With the ability to talk to dead people, avoid bullets just by leaning out of the way, and somehow drink whiskey even though half his face is missing, Jonah Hex (Josh Brolin) might not seem like your typical hero.
But then again, the movie (clocking in at a surprisingly-brief hour-and-20-minutes) is a little “out there” itself.
Based on the late 70s DC Comics series, it tells the tale of a man out for mega-vengeance after he’s forced to watch his family die at the hands of the evil Quentin Turnbull (John Malkovich). And if that weren’t enough, Turnbull also gives Hex a fabulous parting gift– a red-hot brand pressed to the side of his face.
Of course, this all leaves no doubt in your mind that Turnbull will, as they say, get his. So the movie’s fate rests solely on the quality of the journey from point A to point B.

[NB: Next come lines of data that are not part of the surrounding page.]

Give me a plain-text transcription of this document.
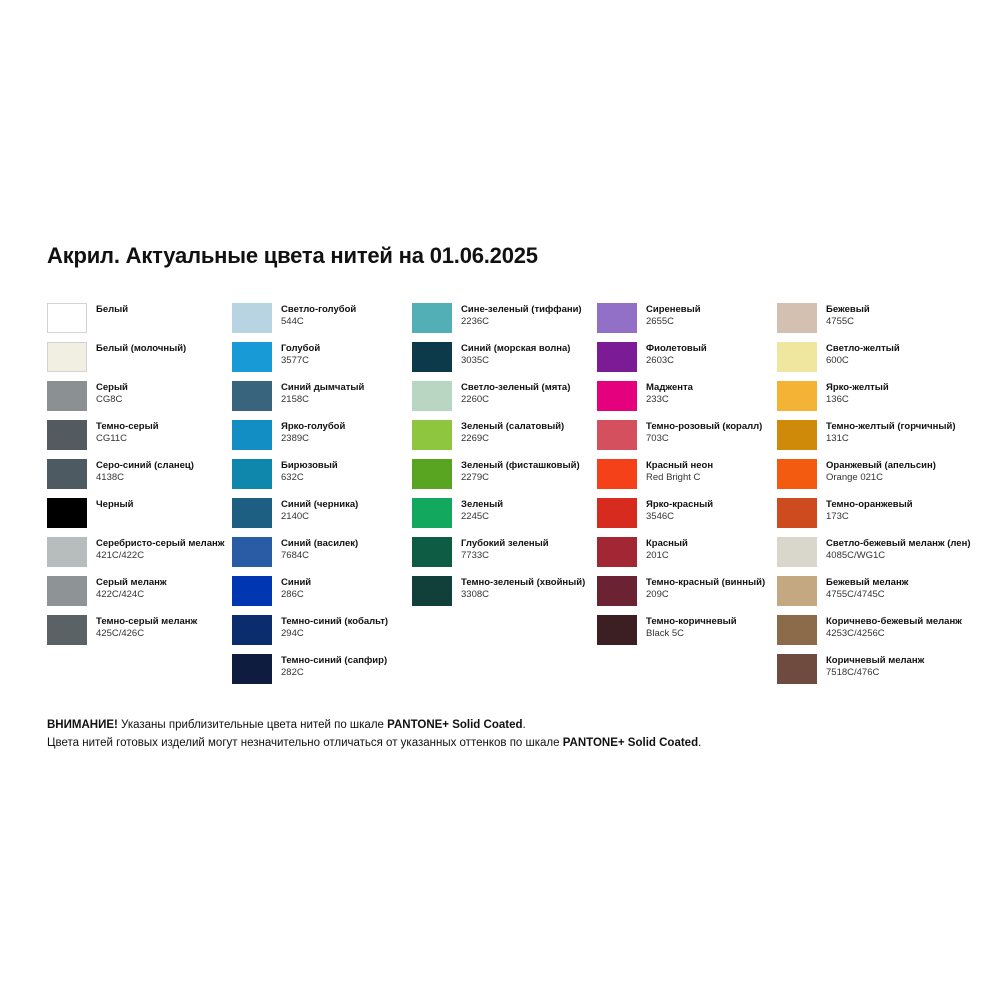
Акрил. Актуальные цвета нитей на 01.06.2025
Белый
Белый (молочный)
Серый
CG8C
Темно-серый
CG11C
Серо-синий (сланец)
4138C
Черный
Серебристо-серый меланж
421C/422C
Серый меланж
422C/424C
Темно-серый меланж
425C/426C
Светло-голубой
544C
Голубой
3577C
Синий дымчатый
2158C
Ярко-голубой
2389C
Бирюзовый
632C
Синий (черника)
2140C
Синий (василек)
7684C
Синий
286C
Темно-синий (кобальт)
294C
Темно-синий (сапфир)
282C
Сине-зеленый (тиффани)
2236C
Синий (морская волна)
3035C
Светло-зеленый (мята)
2260C
Зеленый (салатовый)
2269C
Зеленый (фисташковый)
2279C
Зеленый
2245C
Глубокий зеленый
7733C
Темно-зеленый (хвойный)
3308C
Сиреневый
2655C
Фиолетовый
2603C
Маджента
233C
Темно-розовый (коралл)
703C
Красный неон
Red Bright C
Ярко-красный
3546C
Красный
201C
Темно-красный (винный)
209C
Темно-коричневый
Black 5C
Бежевый
4755C
Светло-желтый
600C
Ярко-желтый
136C
Темно-желтый (горчичный)
131C
Оранжевый (апельсин)
Orange 021C
Темно-оранжевый
173C
Светло-бежевый меланж (лен)
4085C/WG1C
Бежевый меланж
4755C/4745C
Коричнево-бежевый меланж
4253C/4256C
Коричневый меланж
7518C/476C
ВНИМАНИЕ! Указаны приблизительные цвета нитей по шкале PANTONE+ Solid Coated.
Цвета нитей готовых изделий могут незначительно отличаться от указанных оттенков по шкале PANTONE+ Solid Coated.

Directed by Jimmy Hayward (Horton Hears a Who! No, that’s not a misprint) with a screenplay by Neveldine & Taylor (Crank, Gamer), Jonah Hex is a rather fun over-the-top satire of Westerns and comic books. The cast & crew’s tongues remain firmly planted in their cheeks for the duration of the film, which helps keep it from eroding into a silly knockoff of any number of revenge movies.
Hex, a former confederate soldier turned bounty hunter, is hired by President Ulysses S. Grant (Aidan Quinn) to track down and kill the very man Hex has already vowed vengeance on. Turnbull, you see, is plotting a particularly massive terrorist attack on Washington D.C. during the nation’s 100th anniversary party. Along the way Hex gets shot, does some shooting (and killing), and visits his former flame, the town hooker Lilah (Megan Fox).
Brolin, sporting a rather nasty scar throughout, has a ball playing Hex. He delivers each line with a Batman-like, gravel-y snarl and never gets his pulse going any more than yours would after sitting around for a few hours. Malkovich, on the other hand, builds Turnbull so full of gusto and psychopathic badness that he becomes a satire of many of his own characters, including Mitch, the killer from In the Line of Fire, and Cyrus from Con Air. (Fox, meanwhile, and her heaving, glistening chest are only on screen for a total of 10 minutes. She’s harmless.)
While Jonah Hex succeeds on a several levels, it isn’t perfect by any means. Some of the casting was fairly headscratch-worthy, including Will Arnett (Arrested Development, Blades of Glory) as a buttoned-down, super-serious army officer. The score, by heavy metal band Mastodon, was over-powering on more than one occasion, and director Hayward blew it by not incorporating more of the comic-book-style art (featured perfectly in the opening credits) throughout the rest of the movie.
In the end Jonah Hex will easily distract you for a bit. It’s a good time and a fun send-up of the superhero genre (and even if you don’t like it, you’ve only really wasted 80 minutes of your life.)